Le Brésil semble s'être rapproché des Etats-Unis après le sommet des Amériques en Argentine, à l'issue duquel Luiz Inacio Lula da Silva a reçu Georges Bush. « La réussite du cycle de Doha avant la fin 2006 est une priorité aussi bien pour les Etats-Unis que pour le Brésil », a déclaré le président brésilien.
De longues négociations.
C'est dans ce contexte que le ministre des Affaires étrangères, Christine Lagarde, affirme la nécessité de « remettre le développement au cœur du cycle de Doha », l'accès aux médicaments étant un volet important de la question.
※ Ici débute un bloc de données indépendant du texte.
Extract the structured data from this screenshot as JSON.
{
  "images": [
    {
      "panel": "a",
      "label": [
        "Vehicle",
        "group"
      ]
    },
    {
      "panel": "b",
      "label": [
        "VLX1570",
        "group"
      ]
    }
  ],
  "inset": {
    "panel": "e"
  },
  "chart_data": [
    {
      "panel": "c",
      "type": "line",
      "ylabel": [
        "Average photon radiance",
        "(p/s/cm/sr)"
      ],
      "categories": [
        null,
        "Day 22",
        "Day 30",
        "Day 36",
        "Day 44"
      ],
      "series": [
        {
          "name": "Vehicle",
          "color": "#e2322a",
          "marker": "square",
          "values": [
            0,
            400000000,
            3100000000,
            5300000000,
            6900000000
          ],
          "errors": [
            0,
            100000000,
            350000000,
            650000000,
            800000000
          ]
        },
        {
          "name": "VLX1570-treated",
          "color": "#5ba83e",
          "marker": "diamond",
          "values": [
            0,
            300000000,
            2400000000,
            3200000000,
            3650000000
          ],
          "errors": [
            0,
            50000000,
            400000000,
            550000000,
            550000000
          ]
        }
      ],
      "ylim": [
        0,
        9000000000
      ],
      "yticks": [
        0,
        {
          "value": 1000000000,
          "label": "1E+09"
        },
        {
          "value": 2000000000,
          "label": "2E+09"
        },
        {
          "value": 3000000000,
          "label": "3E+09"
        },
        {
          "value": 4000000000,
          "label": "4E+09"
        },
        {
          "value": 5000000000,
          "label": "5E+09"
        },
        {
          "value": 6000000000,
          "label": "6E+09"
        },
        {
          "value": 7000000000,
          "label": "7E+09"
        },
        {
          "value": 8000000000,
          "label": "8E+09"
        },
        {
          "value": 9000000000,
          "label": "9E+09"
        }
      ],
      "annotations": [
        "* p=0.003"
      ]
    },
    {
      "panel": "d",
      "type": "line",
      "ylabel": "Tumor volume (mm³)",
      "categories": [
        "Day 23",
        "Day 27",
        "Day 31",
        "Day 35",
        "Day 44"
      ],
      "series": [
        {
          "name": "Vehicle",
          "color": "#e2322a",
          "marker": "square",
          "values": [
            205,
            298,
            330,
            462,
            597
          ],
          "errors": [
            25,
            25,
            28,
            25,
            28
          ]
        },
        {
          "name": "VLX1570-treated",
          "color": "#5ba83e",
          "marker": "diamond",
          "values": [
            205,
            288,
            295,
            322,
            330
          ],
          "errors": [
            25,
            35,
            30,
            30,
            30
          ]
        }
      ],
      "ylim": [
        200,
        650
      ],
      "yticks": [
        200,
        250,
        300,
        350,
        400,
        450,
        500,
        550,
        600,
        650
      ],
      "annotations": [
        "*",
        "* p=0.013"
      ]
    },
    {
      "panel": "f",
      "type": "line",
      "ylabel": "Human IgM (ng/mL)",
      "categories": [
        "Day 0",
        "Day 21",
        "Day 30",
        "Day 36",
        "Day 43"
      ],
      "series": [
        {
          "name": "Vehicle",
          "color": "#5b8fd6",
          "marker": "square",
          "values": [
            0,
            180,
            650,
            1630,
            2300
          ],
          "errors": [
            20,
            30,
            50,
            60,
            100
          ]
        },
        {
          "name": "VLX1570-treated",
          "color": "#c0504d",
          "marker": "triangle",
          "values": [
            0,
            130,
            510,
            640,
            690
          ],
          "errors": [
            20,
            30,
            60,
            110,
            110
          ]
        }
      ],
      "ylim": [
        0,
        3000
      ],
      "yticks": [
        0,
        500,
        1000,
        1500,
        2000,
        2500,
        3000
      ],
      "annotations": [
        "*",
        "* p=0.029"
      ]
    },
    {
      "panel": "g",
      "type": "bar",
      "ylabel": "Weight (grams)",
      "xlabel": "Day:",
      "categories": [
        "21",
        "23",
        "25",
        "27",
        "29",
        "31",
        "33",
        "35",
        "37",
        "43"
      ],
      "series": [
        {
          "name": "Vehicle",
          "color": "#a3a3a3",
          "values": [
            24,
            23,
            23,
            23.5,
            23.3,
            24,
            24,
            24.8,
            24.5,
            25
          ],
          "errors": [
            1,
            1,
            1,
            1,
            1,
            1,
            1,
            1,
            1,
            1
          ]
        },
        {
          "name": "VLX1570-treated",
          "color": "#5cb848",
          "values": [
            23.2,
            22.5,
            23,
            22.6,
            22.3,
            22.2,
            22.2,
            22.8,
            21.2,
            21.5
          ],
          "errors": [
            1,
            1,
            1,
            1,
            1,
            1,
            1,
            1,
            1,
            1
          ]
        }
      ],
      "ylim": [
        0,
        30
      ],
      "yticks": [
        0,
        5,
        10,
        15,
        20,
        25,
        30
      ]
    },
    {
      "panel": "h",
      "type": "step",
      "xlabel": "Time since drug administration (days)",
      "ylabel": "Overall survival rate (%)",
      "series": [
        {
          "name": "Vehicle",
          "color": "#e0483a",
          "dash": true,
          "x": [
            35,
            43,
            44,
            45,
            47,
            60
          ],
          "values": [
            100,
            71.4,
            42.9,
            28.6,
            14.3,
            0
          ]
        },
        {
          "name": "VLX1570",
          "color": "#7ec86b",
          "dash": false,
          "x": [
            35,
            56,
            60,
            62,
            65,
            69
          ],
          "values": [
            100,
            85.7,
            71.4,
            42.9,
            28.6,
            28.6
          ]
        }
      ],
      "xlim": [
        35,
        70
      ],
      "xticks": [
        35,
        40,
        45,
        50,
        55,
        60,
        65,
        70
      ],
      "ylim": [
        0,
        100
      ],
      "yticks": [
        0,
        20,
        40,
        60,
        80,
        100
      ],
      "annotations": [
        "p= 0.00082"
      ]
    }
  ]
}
En particulier, la France reste attachée à faire passer dans les textes l'accord du 30 août 2003 conclu après une longues négociations commencées en 1994, année où ont été institués les accords sur les aspects du droit de la propriété intellectuelle touchant au commerce (Adpics), mettant fin à l'ancien système dans lequel chaque Etat était libre d'agir en matière de protection intellectuelle dans le domaine pharmaceutique. A l'issue de l'Uruguay Round, les accords de Marrakech instituent l'Organisation mondiale du commerce (OMC) et les accords Adpics imposent la même norme de droit à l'ensemble des pays membres, riches ou pauvres. Très vite apparaissent des tensions entre pays du Nord et du Sud à propos de l'accès aux médicaments, surtout dans le contexte d'épidémie du VIH/sida. En 2001, la déclaration de Doha ou déclaration « Adpic et Santé publique » prend en compte la nécessité de concilier l'urgence sanitaire et le respect du droit des brevets, en introduisant la possibilité d'un recours au mécanisme de « licence obligatoire ». En août 2003, les modalités du mécanisme sont fixées, de même qu'est résolue la question restée en suspend, de l'approvisionnement en génériques dans les pays qui ne peuvent fabriquer eux-mêmes les médicaments. L'accord du 30 août, considéré comme historique, est cependant jugé complexe par les associations qui militent pour l'accès aux médicaments dans les pays pauvres : une double licence est requise, à la fois pour le pays importateur et le pays exportateur ; elle n'est valable que pour une transaction unique, pour un médicament précis, une quantité donnée et une période limitée dans le temps.
L'accord, d'application immédiate, doit, pour être totalement efficace, faire l'objet d'une transposition dans l'accord Adpic lui-même. L'Union européenne milite que le texte de l'accord soit amendé de manière consensuelle et a engagé la procédure législative pour le transposer en droit communautaire sous la forme de règlement.